I also find that my tastes and interests as a writer are changing. Almost twenty years ago, I enrolled in a mystery-writing certificate program because I wanted to be the next Katherine V. Forrest. (For those who don’t know, she’s perhaps one of the most successful and influential lesbian mystery writers around. Yes, I was an arrogant little twerp in my mid-twenties. Who isn’t?)

As recently as 2014-15 when I was a student in the GCLS Writing Academy, I thought my writing focus would be lesbian romances. The manuscript I worked on in that class is the one I submitted to the publisher.

Right now, a lot of the stories I’ve been writing are fantasy or paranormal. Probably because I’ve found a number of really exciting fantasy/sci-fi writers who are wowing me with their books and stories.
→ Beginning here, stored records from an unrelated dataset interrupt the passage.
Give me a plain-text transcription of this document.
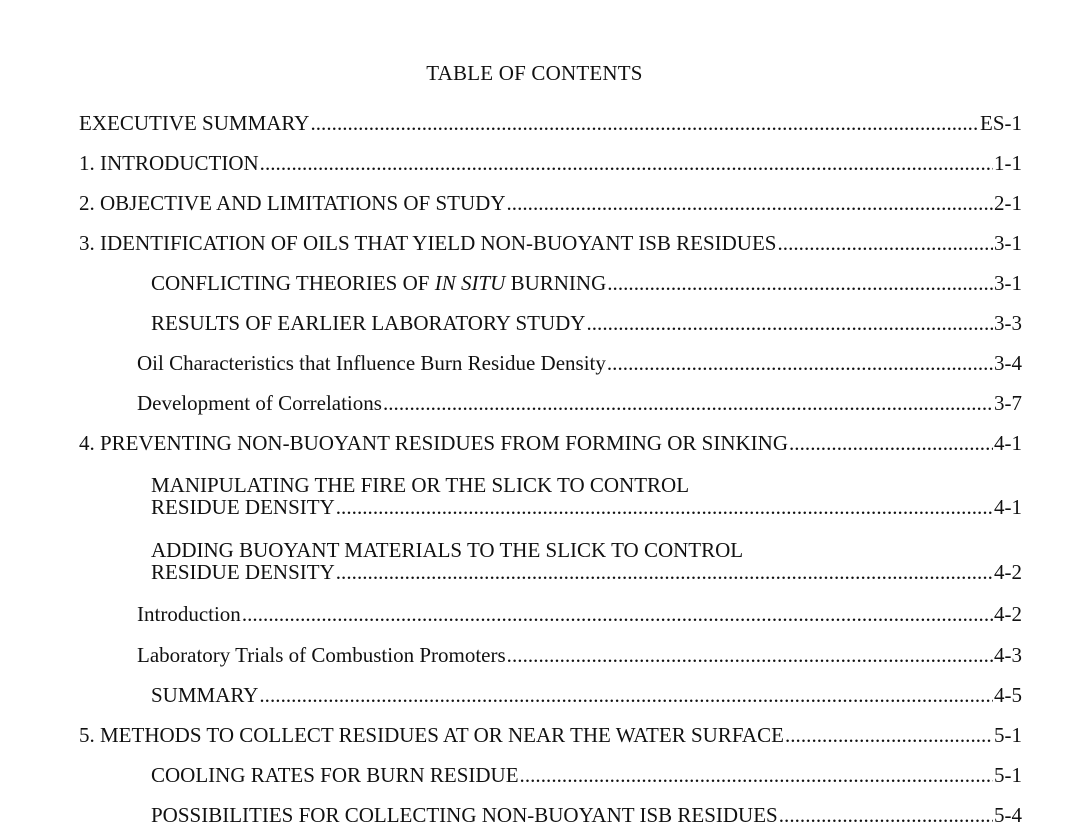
TABLE OF CONTENTS
EXECUTIVE SUMMARY . . .	ES-1
1. INTRODUCTION . . .	1-1
2. OBJECTIVE AND LIMITATIONS OF STUDY . . .	2-1
3. IDENTIFICATION OF OILS THAT YIELD NON-BUOYANT ISB RESIDUES . . .	3-1
CONFLICTING THEORIES OF IN SITU BURNING . . .	3-1
RESULTS OF EARLIER LABORATORY STUDY . . .	3-3
Oil Characteristics that Influence Burn Residue Density . . .	3-4
Development of Correlations . . .	3-7
4. PREVENTING NON-BUOYANT RESIDUES FROM FORMING OR SINKING . . .	4-1
MANIPULATING THE FIRE OR THE SLICK TO CONTROL
RESIDUE DENSITY . . .	4-1
ADDING BUOYANT MATERIALS TO THE SLICK TO CONTROL
RESIDUE DENSITY . . .	4-2
Introduction . . .	4-2
Laboratory Trials of Combustion Promoters . . .	4-3
SUMMARY . . .	4-5
5. METHODS TO COLLECT RESIDUES AT OR NEAR THE WATER SURFACE . . .	5-1
COOLING RATES FOR BURN RESIDUE . . .	5-1
POSSIBILITIES FOR COLLECTING NON-BUOYANT ISB RESIDUES . . .	5-4
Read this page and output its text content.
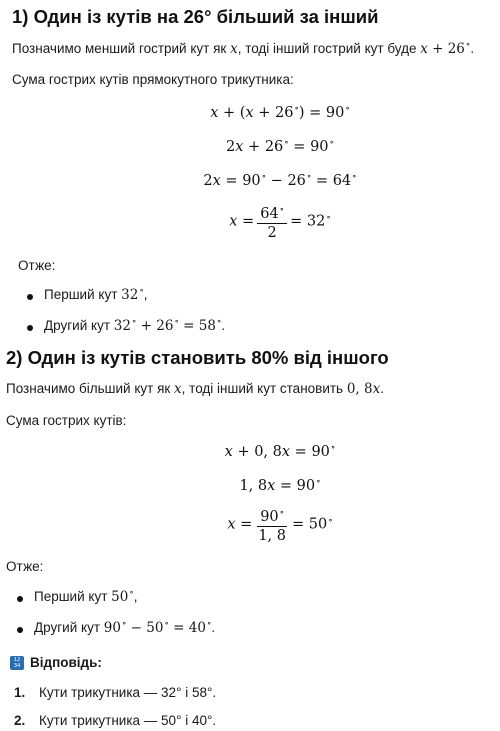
1) Один із кутів на 26° більший за інший
Позначимо менший гострий кут як x, тоді інший гострий кут буде x + 26∘.
Сума гострих кутів прямокутного трикутника:
x + (x + 26∘) = 90∘
2x + 26∘ = 90∘
2x = 90∘ − 26∘ = 64∘
$x = \frac{64^\circ}{2} = 32^\circ$
Отже:
Перший кут 32∘,
Другий кут 32∘ + 26∘ = 58∘.
2) Один із кутів становить 80% від іншого
Позначимо більший кут як x, тоді інший кут становить 0, 8x.
Сума гострих кутів:
x + 0, 8x = 90∘
1, 8x = 90∘
$x = \frac{90^\circ}{1, 8} = 50^\circ$
Отже:
Перший кут 50∘,
Другий кут 90∘ − 50∘ = 40∘.
12
34 Відповідь:
1. Кути трикутника — 32° і 58°.
2. Кути трикутника — 50° і 40°.
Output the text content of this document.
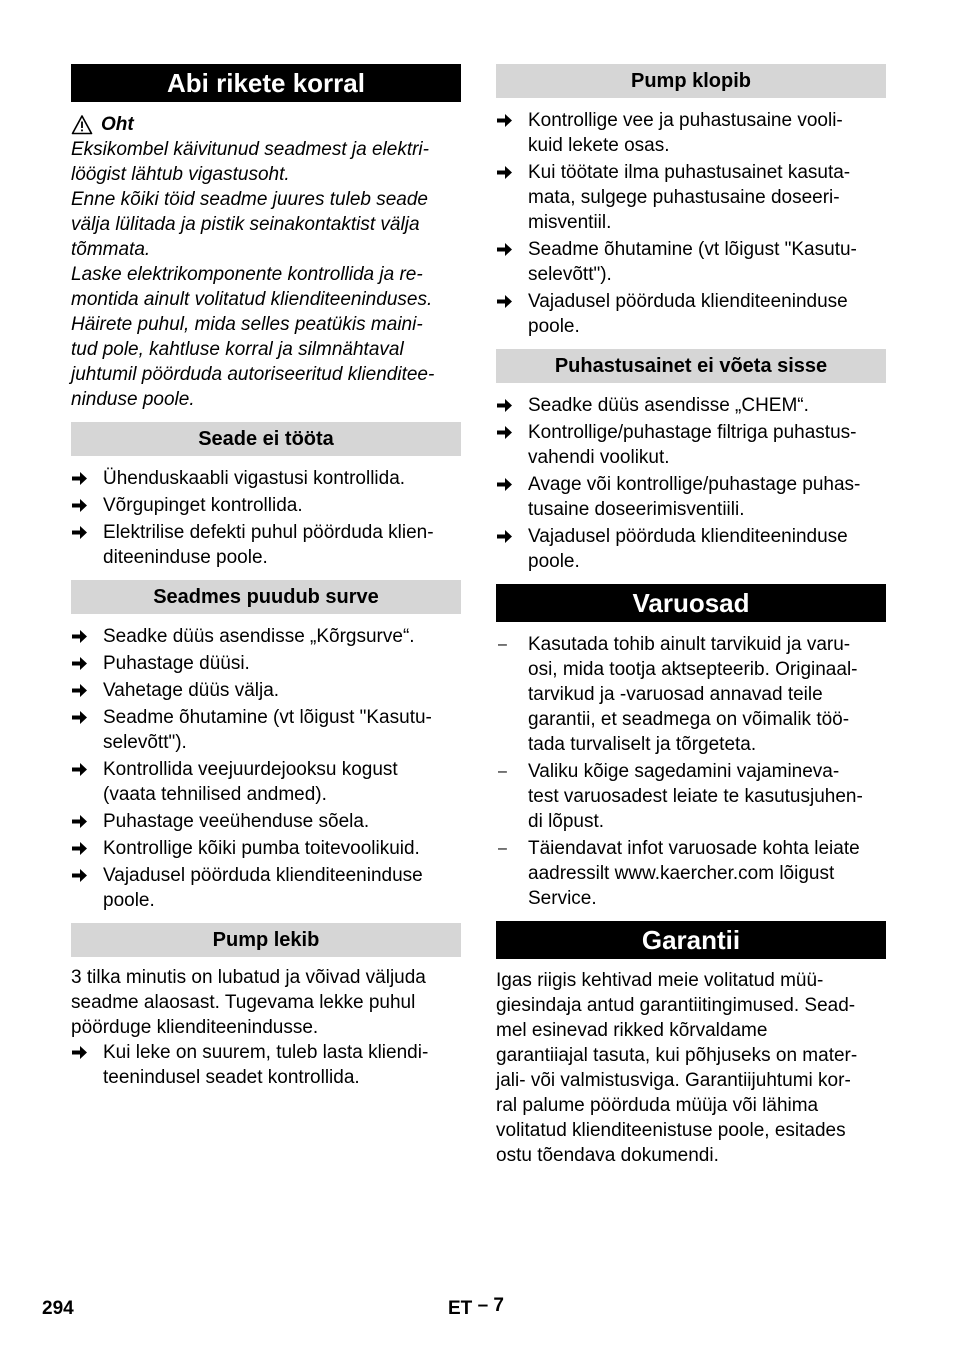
Abi rikete korral
Oht

Eksikombel käivitunud seadmest ja elektri-

löögist lähtub vigastusoht.

Enne kõiki töid seadme juures tuleb seade

välja lülitada ja pistik seinakontaktist välja

tõmmata.

Laske elektrikomponente kontrollida ja re-

montida ainult volitatud klienditeeninduses.

Häirete puhul, mida selles peatükis maini-

tud pole, kahtluse korral ja silmnähtaval

juhtumil pöörduda autoriseeritud klienditee-

ninduse poole.

Seade ei tööta
Ühenduskaabli vigastusi kontrollida.
Võrgupinget kontrollida.
Elektrilise defekti puhul pöörduda klien-
diteeninduse poole.
Seadmes puudub surve
Seadke düüs asendisse „Kõrgsurve“.
Puhastage düüsi.
Vahetage düüs välja.
Seadme õhutamine (vt lõigust "Kasutu-
selevõtt").
Kontrollida veejuurdejooksu kogust
(vaata tehnilised andmed).
Puhastage veeühenduse sõela.
Kontrollige kõiki pumba toitevoolikuid.
Vajadusel pöörduda klienditeeninduse
poole.
Pump lekib

3 tilka minutis on lubatud ja võivad väljuda

seadme alaosast. Tugevama lekke puhul

pöörduge klienditeenindusse.

Kui leke on suurem, tuleb lasta kliendi-
teenindusel seadet kontrollida.
Pump klopib
Kontrollige vee ja puhastusaine vooli-
kuid lekete osas.
Kui töötate ilma puhastusainet kasuta-
mata, sulgege puhastusaine doseeri-
misventiil.
Seadme õhutamine (vt lõigust "Kasutu-
selevõtt").
Vajadusel pöörduda klienditeeninduse
poole.
Puhastusainet ei võeta sisse
Seadke düüs asendisse „CHEM“.
Kontrollige/puhastage filtriga puhastus-
vahendi voolikut.
Avage või kontrollige/puhastage puhas-
tusaine doseerimisventiili.
Vajadusel pöörduda klienditeeninduse
poole.
Varuosad
–	Kasutada tohib ainult tarvikuid ja varu-
osi, mida tootja aktsepteerib. Originaal-
tarvikud ja -varuosad annavad teile
garantii, et seadmega on võimalik töö-
tada turvaliselt ja tõrgeteta.
–	Valiku kõige sagedamini vajamineva-
test varuosadest leiate te kasutusjuhen-
di lõpust.
–	Täiendavat infot varuosade kohta leiate
aadressilt www.kaercher.com lõigust
Service.
Garantii

Igas riigis kehtivad meie volitatud müü-

giesindaja antud garantiitingimused. Sead-

mel esinevad rikked kõrvaldame

garantiiajal tasuta, kui põhjuseks on mater-

jali- või valmistusviga. Garantiijuhtumi kor-

ral palume pöörduda müüja või lähima

volitatud klienditeenistuse poole, esitades

ostu tõendava dokumendi.

294	ET – 7
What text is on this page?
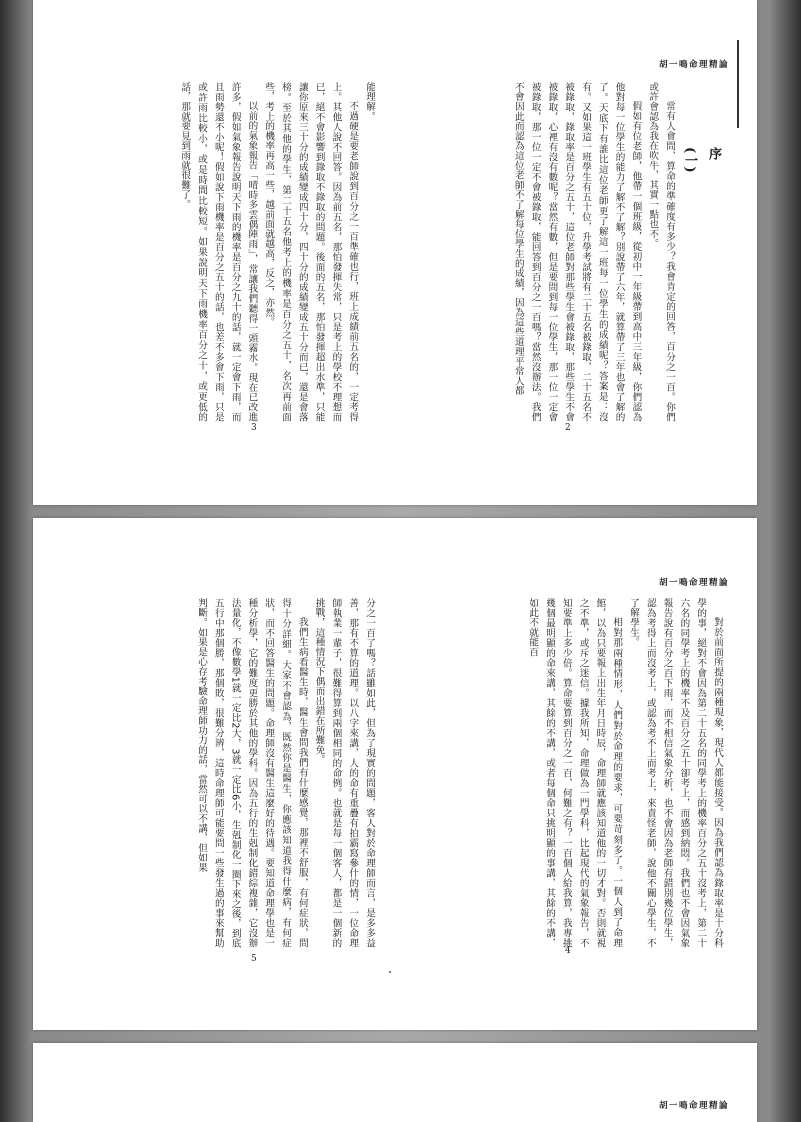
胡一鳴命理精論

序
(一)

常有人會問，算命的準確度有多少？我會肯定的回答，百分之一百。你們或許會認為我在吹牛，其實一點也不。

假如有位老師，他帶一個班級，從初中一年級帶到高中三年級，你們認為他對每一位學生的能力了解不了解？別說帶了六年，就算帶了三年也會了解的了。天底下有誰比這位老師更了解這一班每一位學生的成績呢？答案是：沒有。又如果這一班學生有五十位，升學考試將有二十五名被錄取，二十五名不被錄取，錄取率是百分之五十，這位老師對那些學生會被錄取，那些學生不會被錄取，心裡有沒有數呢？當然有數，但是要問到每一位學生，那一位一定會被錄取，那一位一定不會被錄取，能回答到百分之一百嗎？當然沒辦法。我們不會因此而認為這位老師不了解每位學生的成績，因為這些道理平常人都

2

能理解。

不過硬是要老師說到百分之一百準確也行，班上成績前五名的，一定考得上。其他人說不回答。因為前五名，那怕發揮失常，只是考上的學校不理想而已，絕不會影響到錄取不錄取的問題。後面的五名，那怕發揮超出水準，只能讓你原來三十分的成績變成四十分，四十分的成績變成五十分而已，還是會落榜。至於其他的學生，第二十五名他考上的機率是百分之五十，名次再前面些，考上的機率再高一些，越前面就越高，反之，亦然。

以前的氣象報告「晴時多雲偶陣雨」，常讓我們聽得一頭霧水。現在已改進許多，假如氣象報告說明天下雨的機率是百分之九十的話，就一定會下雨，而且雨勢還不小呢！假如說下雨機率是百分之五十的話，也差不多會下雨，只是或許雨比較小，或是時間比較短。如果說明天下雨機率百分之十，或更低的話，那就要見到雨就很難了。

3
胡一鳴命理精論

對於前面所提的兩種現象，現代人都能接受。因為我們認為錄取率是十分科學的事，絕對不會因為第二十五名的同學考上的機率百分之五十沒考上，第二十六名的同學考上的機率不及百分之五十卻考上，而感到納悶。我們也不會因氣象報告說有百分之百下雨，而不相信氣象分析，也不會因為老師有錯別幾位學生，認為考得上而沒考上，或認為考不上而考上，來責怪老師，說他不關心學生，不了解學生。

相對那兩種情形，人們對於命理的要求，可要苛刻多了。一個人到了命理館，以為只要報上出生年月日時辰，命理師就應該知道他的一切才對。否則就視之不準，或斥之迷信。據我所知，命理做為一門學科，比起現代的氣象報告，不知要準上多少倍。算命要算到百分之一百，何難之有？一百個人給我算，我專挑幾個最明顯的命來講，其餘的不講，或者每個命只挑明顯的事講，其餘的不講，如此不就能百

4

分之一百了嗎？話雖如此，但為了現實的問題，客人對於命理師而言，是多多益善，那有不算的道理。以八字來講，人的命有重疊有拍霸寫參什的情，一位命理師執業一輩子，很難得算到兩個相同的命例。也就是每一個客人，都是一個新的挑戰，這種情況下偶而出錯在所難免。

我們生病看醫生時，醫生會問我們有什麼感覺，那裡不舒服，有何症狀，問得十分詳細。大家不會認為，既然你是醫生，你應該知道我得什麼病，有何症狀，而不回答醫生的問題。命理師沒有醫生這麼好的待遇。要知道命理學也是一種分析學，它的難度更勝於其他的學科。因為五行的生剋制化錯綜複雜，它沒辦法量化，不像數學1就一定比2大，3就一定比6小，生剋制化一圈下來之後，到底五行中那個勝，那個敗，很難分辨，這時命理師可能要問一些發生過的事來幫助判斷。如果是心存考驗命理師功力的話，當然可以不講，但如果

5
胡一鳴命理精論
I’ve often thought that writing a fantasy trilogy could be the most amazing accomplishment.

And I’d still love to do that, but I’m not sure I’m a good enough writer to manage a trilogy. Certainly, I don’t think my skills are ready for that right now. And they might never be good enough.

But will I really be a failure as a writer if I never write or publish a novel? Alice Munro is probably one of the best literary writers around. She has never published a novel. She built her entire career on short stories.

Most writers never achieve fame or glory with their words. Even fewer obtain wealth as a writer. Striving for those things will leave me feeling like a failure.

Why am I writing? Who am I writing for? These are questions I need to sit with in the coming days. My path is twisting and winding, and I need to trust that I’ll get where I need to go.